Snakes on Lieb lattice

TL;DR

This paper investigates localized solutions and homoclinic snaking phenomena in the discrete Allen-Cahn equation on the Lieb lattice, revealing effects of lattice structure on bifurcation behavior through numerical and analytical methods.

Contribution

It introduces an active-cell approximation to classify solutions at bifurcation points, enhancing understanding of snaking in lattice systems.

Findings

Localized solutions exhibit multistability and hysteresis.

Active-cell approximation agrees with numerical results for weak coupling.

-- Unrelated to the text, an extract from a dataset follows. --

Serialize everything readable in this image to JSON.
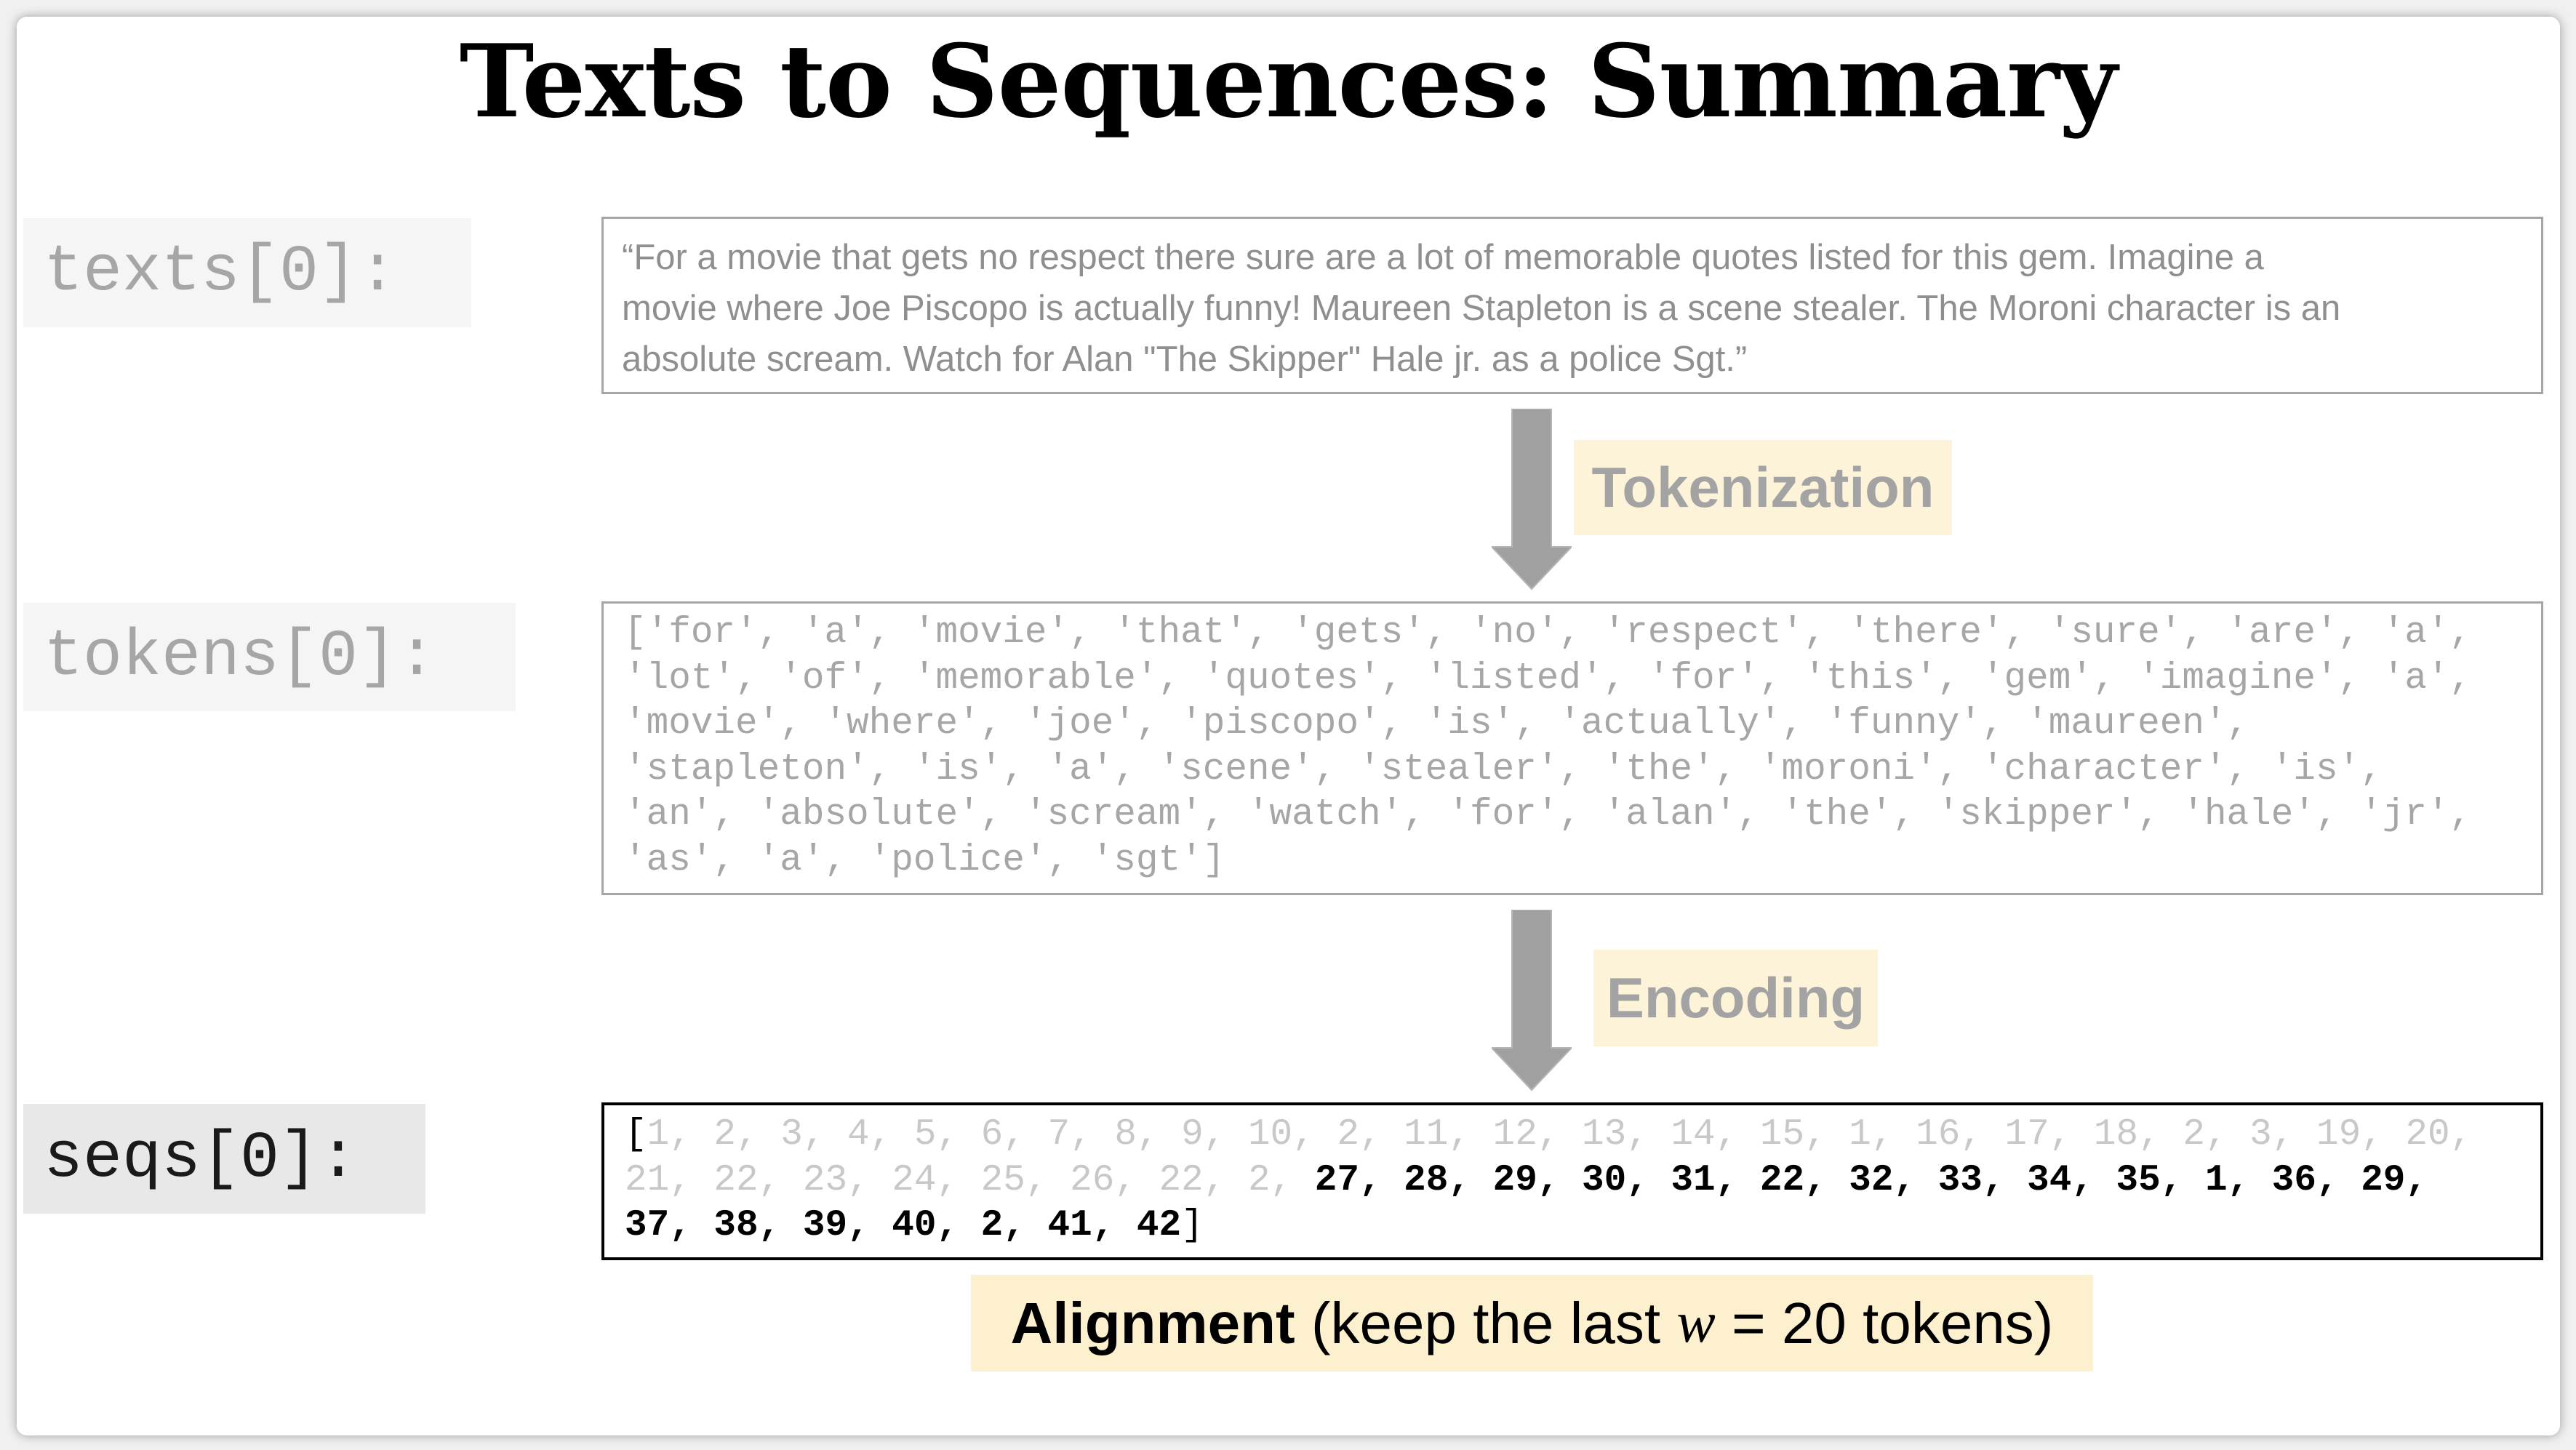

Time dynamics differ inside and outside the pinning region.

Abstract

We consider the discrete Allen-Cahn equation with cubic and quintic nonlinearity on the Lieb lattice. We study localized nonlinear solutions of the system that have linear multistability and hysteresis in their bifurcation diagram. In this work, we investigate the system's homoclinic snaking, i.e. snaking-like structure of the bifurcation diagram, particularly the effect of the lattice type. Numerical continuation using a pseudoarclength method is used to obtain localized solutions along the bifurcation diagram. We then develop an active-cell approximation to classify the type of solution at the turning points, which gives good agreement with the numerical results when the sites are weakly coupled. Time dynamics of localized solutions inside and outside the pinning region is also discussed.